Calif. Joins Lawsuits Against Standard & Poor’s Over Mortgage Crisis
California Attorney General Kamala Harris on Tuesday joined the U.S. Justice Department and 12 other states in suing Standard & Poor’s credit rating agency for allegedly inflating its ratings of mortgage-backed securities.
The suit claims that S&P’s inaccurate ratings caused California’s public pension funds and other investors to lose billions of dollars.
“They misrepresented their objectivity and they were inaccurate in the way they measured the rating,” Harris told KQED’s Paul Lancour. “So the lawsuit that we have filed makes claims under a number of theories that includes false claims and the False Claims Act.

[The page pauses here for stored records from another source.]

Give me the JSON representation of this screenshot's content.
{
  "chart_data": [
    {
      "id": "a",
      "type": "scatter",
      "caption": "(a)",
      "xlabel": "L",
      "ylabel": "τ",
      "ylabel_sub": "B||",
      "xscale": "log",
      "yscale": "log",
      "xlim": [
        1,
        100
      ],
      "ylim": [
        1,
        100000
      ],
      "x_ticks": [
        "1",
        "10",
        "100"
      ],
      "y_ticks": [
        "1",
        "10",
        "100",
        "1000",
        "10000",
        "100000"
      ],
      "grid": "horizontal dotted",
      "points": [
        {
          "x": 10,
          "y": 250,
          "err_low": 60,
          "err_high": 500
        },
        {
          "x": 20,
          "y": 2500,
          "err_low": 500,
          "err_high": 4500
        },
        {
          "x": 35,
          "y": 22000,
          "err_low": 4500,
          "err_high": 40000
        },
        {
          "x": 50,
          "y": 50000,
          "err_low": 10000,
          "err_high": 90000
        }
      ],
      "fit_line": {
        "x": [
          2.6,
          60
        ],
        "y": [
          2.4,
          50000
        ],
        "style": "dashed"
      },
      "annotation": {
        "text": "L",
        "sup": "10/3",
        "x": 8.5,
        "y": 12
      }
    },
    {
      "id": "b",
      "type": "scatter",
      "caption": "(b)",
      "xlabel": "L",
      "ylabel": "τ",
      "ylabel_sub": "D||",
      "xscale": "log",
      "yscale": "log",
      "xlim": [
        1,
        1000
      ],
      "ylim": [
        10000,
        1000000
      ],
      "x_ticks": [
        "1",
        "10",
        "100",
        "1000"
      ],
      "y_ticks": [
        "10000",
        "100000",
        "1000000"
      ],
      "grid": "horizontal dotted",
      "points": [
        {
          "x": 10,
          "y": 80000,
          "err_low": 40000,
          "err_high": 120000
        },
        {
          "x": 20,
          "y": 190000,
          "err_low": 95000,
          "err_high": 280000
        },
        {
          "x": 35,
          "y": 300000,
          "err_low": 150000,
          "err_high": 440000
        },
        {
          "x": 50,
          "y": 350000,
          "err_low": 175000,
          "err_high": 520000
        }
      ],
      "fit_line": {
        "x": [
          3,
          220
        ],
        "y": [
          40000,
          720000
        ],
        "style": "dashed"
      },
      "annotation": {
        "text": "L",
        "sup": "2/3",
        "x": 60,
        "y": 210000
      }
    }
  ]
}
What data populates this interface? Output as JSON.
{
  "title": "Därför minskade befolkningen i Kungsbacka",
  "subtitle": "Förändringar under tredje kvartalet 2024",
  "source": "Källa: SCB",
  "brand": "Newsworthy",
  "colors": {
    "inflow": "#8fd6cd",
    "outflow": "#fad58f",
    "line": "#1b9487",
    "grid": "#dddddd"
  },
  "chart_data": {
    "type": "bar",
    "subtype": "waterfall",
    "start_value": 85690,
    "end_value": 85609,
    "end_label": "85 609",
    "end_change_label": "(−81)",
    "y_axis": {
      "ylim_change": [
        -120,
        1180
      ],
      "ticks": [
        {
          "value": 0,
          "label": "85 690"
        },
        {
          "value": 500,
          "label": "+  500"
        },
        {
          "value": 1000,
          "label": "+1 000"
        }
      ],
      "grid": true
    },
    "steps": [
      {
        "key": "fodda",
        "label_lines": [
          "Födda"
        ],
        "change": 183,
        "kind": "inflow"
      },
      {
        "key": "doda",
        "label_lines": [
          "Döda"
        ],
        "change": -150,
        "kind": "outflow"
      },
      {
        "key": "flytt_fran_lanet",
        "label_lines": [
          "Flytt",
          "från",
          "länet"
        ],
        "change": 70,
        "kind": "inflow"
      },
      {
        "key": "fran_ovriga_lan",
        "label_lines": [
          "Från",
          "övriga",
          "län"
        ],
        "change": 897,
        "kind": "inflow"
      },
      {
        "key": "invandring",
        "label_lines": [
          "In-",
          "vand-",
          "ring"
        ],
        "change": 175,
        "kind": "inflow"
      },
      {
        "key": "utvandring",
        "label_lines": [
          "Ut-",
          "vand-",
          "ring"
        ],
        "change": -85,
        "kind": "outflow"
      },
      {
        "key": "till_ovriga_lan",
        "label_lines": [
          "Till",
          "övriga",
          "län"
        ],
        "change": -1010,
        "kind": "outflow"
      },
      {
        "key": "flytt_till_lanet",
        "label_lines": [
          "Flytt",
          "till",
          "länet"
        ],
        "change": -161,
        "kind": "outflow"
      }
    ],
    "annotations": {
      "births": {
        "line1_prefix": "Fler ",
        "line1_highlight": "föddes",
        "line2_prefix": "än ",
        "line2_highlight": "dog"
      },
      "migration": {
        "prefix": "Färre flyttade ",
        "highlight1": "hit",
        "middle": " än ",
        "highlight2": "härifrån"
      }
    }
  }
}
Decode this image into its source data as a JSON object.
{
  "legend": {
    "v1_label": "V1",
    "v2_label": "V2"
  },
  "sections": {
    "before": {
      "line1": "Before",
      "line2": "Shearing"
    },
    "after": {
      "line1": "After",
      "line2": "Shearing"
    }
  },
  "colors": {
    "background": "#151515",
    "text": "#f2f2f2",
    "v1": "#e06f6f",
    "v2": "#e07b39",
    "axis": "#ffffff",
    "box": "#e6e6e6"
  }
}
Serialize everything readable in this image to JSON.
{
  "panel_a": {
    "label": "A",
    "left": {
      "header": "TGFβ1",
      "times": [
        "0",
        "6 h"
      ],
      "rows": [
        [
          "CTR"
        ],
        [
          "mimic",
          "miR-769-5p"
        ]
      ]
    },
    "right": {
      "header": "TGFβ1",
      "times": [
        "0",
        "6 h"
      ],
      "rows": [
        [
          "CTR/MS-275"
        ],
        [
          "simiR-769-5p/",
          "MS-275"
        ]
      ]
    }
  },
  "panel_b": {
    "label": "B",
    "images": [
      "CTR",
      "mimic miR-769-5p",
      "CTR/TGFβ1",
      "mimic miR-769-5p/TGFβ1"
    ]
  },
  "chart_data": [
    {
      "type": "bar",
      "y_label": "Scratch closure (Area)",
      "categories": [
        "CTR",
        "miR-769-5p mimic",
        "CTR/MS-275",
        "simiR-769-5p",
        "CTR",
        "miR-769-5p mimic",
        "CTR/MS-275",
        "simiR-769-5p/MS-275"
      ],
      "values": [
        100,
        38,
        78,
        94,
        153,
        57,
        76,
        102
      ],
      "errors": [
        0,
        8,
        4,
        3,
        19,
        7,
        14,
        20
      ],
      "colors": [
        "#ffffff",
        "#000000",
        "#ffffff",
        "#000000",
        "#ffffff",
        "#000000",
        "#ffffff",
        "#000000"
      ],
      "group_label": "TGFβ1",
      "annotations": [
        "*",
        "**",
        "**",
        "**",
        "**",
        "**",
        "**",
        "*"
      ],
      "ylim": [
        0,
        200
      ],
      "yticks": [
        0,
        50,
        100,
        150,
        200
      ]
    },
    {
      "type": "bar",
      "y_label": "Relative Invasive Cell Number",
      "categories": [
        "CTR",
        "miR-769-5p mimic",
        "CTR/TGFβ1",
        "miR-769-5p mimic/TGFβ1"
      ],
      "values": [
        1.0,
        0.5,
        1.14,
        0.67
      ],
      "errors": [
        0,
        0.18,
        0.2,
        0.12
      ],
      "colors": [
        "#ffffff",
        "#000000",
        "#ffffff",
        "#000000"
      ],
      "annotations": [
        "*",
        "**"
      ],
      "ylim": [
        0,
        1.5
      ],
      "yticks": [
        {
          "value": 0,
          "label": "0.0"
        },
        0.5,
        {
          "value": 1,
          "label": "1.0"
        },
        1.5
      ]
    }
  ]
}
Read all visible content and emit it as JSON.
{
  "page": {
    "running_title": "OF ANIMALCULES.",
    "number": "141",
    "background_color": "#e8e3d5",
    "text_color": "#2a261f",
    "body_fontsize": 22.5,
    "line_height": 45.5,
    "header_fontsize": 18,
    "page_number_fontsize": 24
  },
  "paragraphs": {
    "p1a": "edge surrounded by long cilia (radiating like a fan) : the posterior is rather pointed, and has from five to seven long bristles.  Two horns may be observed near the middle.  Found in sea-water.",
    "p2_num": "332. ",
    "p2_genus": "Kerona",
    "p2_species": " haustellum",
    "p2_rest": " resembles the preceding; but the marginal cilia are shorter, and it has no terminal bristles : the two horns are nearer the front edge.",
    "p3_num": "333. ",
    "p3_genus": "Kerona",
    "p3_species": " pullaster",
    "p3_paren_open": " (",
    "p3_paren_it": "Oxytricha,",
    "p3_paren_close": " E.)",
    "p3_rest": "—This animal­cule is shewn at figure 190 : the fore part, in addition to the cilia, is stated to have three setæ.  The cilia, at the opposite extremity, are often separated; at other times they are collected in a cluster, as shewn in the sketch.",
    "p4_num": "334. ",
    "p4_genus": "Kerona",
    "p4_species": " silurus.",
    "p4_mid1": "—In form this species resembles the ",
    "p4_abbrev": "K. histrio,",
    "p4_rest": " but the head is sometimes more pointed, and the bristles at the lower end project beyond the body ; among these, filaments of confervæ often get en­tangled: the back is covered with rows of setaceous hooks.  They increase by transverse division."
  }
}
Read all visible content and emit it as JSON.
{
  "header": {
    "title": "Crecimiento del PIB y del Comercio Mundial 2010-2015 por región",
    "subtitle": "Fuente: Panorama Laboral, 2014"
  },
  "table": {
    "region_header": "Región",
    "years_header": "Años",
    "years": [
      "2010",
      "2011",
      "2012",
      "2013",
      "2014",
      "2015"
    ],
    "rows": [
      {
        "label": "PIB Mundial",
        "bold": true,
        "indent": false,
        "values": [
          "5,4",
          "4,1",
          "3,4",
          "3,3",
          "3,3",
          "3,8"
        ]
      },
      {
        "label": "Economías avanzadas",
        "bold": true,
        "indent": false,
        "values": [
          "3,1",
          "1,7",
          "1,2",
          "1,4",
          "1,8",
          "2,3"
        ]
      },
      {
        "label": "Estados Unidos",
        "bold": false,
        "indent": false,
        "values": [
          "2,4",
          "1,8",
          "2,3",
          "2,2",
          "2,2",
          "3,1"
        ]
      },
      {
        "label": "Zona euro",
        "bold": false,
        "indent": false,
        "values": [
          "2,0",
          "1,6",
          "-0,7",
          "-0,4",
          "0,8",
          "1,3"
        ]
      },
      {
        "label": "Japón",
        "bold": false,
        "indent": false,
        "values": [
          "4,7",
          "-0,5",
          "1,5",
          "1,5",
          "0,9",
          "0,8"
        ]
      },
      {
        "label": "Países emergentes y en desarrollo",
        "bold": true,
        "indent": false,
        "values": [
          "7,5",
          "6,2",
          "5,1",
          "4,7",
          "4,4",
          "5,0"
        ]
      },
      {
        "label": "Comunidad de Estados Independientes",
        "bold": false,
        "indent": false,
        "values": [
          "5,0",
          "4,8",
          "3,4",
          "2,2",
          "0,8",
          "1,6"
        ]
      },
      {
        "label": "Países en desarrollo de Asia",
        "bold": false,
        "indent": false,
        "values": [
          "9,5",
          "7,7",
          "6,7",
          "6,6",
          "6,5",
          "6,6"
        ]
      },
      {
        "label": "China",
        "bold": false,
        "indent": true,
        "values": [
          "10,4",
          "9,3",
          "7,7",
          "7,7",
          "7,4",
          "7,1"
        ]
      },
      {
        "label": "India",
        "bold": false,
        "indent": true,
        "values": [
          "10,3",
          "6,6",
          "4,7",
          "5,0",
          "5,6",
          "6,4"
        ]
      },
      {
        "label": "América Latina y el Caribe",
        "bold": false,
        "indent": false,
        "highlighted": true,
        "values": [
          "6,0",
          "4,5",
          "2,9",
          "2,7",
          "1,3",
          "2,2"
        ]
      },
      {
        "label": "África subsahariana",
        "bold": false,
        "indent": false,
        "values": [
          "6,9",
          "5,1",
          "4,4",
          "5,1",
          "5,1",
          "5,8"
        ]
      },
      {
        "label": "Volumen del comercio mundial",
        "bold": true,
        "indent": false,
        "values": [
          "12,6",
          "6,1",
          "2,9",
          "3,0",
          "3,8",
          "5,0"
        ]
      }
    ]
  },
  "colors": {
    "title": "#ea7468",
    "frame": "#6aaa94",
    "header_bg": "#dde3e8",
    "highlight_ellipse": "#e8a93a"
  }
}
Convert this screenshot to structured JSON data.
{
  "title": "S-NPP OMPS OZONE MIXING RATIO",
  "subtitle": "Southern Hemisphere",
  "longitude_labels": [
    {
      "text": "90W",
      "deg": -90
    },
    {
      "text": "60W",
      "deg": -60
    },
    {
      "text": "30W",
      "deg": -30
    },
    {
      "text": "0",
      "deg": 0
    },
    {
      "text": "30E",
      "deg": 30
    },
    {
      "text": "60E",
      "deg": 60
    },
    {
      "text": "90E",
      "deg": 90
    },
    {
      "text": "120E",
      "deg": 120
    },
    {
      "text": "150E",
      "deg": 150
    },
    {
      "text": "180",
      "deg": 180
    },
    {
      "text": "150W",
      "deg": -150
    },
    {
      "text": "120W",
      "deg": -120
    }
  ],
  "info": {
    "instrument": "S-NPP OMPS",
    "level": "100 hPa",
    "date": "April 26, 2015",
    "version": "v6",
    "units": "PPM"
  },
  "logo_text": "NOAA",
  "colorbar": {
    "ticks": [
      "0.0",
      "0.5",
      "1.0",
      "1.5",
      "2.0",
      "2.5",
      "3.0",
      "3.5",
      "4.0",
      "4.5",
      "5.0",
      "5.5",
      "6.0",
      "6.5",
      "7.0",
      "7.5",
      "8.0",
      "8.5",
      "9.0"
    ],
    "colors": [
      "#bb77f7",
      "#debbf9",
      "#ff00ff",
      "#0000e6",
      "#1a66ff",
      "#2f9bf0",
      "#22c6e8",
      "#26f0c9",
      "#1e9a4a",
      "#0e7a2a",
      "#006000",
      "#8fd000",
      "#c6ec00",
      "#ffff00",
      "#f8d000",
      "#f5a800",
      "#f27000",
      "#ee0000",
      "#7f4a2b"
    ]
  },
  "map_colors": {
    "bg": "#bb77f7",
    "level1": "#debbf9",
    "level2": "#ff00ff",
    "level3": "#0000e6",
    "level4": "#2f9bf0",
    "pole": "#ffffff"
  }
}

It is about false advertising, which S&P engaged in, and also about unfair competition.”
In a written statement, S&P denied inflating ratings and called the lawsuits “meritless.”
Investors relied on S&P and its competitors to rate these securities because they had access to only general descriptions of the assets backing their investments, which often included mortgages, Harris charged.
California’s public pension funds also relied on S&P because they are often required to buy securities that received the coveted “AAA” rating, signaling that the investment was top-tier and bore minimal risk.
The lawsuit alleges that, from 2004 to 2007, S&P systematically misrepresented to the public, the California Public Employees Retirement System (CalPERS) and the California State Teachers Retirement System (CalSTRS), that its ratings of structured finance securities were based on an objective analysis when they were actually influenced by S&P’s economic interests.
S&P responds that it reached the same conclusions as other ratings agencies and even the U.S. government:
The fact is that S&P’s ratings were based on the same subprime mortgage data available to the rest of the market – including U.S. Government officials who in 2007 publicly stated that problems in the subprime market appeared to be contained. Every CDO [credit default obligation] cited by the Department of Justice also independently received the same rating from another rating agency.
As evidence, Harris quoted emails from S&P executives in which they said their ratings were based on “magic numbers” and “guesses.”
In its statement, the ratings agency said the emails were not representative of the discussions it held.
There was robust internal debate within S&P about how a rapidly deteriorating housing market might affect the CDOs — and we applied the collective judgment of our committee-based system in good faith. The email excerpts cherry picked by DOJ have been taken out of context, are contradicted by other evidence, and do not reflect our culture, integrity or how we do business.
The complaint also says the company tried to suppress the development of new and more accurate ratings models.
In mid-2007, the housing bubble burst. After securities that S&P had deemed the least risky began defaulting, S&P downgraded many residential mortgage backed securities investments. The market collapsed, and of those securities issued in 2007, more than 90 percent were downgraded to junk status.
CalPERS and CalSTRS – two of the nation’s largest institutional investors – lost approximately $1 billion, according to the lawsuit.
Other lawsuits by the federal government, 12 other states and the District of Columbia allege violations of the federal Financial Institutions Reform, Recovery and Enforcement Act and state unfair competition laws.
However, California’s suit is unique because it is being filed not only under California’s unfair competition laws but also under the state’s False Claims Act. This suit includes a claim for triple damages – because when the state makes a purchase based on a false statement, the defendant is responsible for the amount lost times three.
The lawsuit arises from a 20-month investigation into the issuance and rating of mortgage-backed securities by Attorney General Harris’s California Mortgage Fraud Strike Force, which she formed in May 2011 to comprehensively investigate misconduct in the mortgage industry. The Attorney General’s additional efforts to investigate the mortgage crisis include securing an estimated $18 billion for California in the National Mortgage Settlement and sponsoring the California Homeowner Bill of Rights, a package of laws instituting permanent mortgage-related reforms.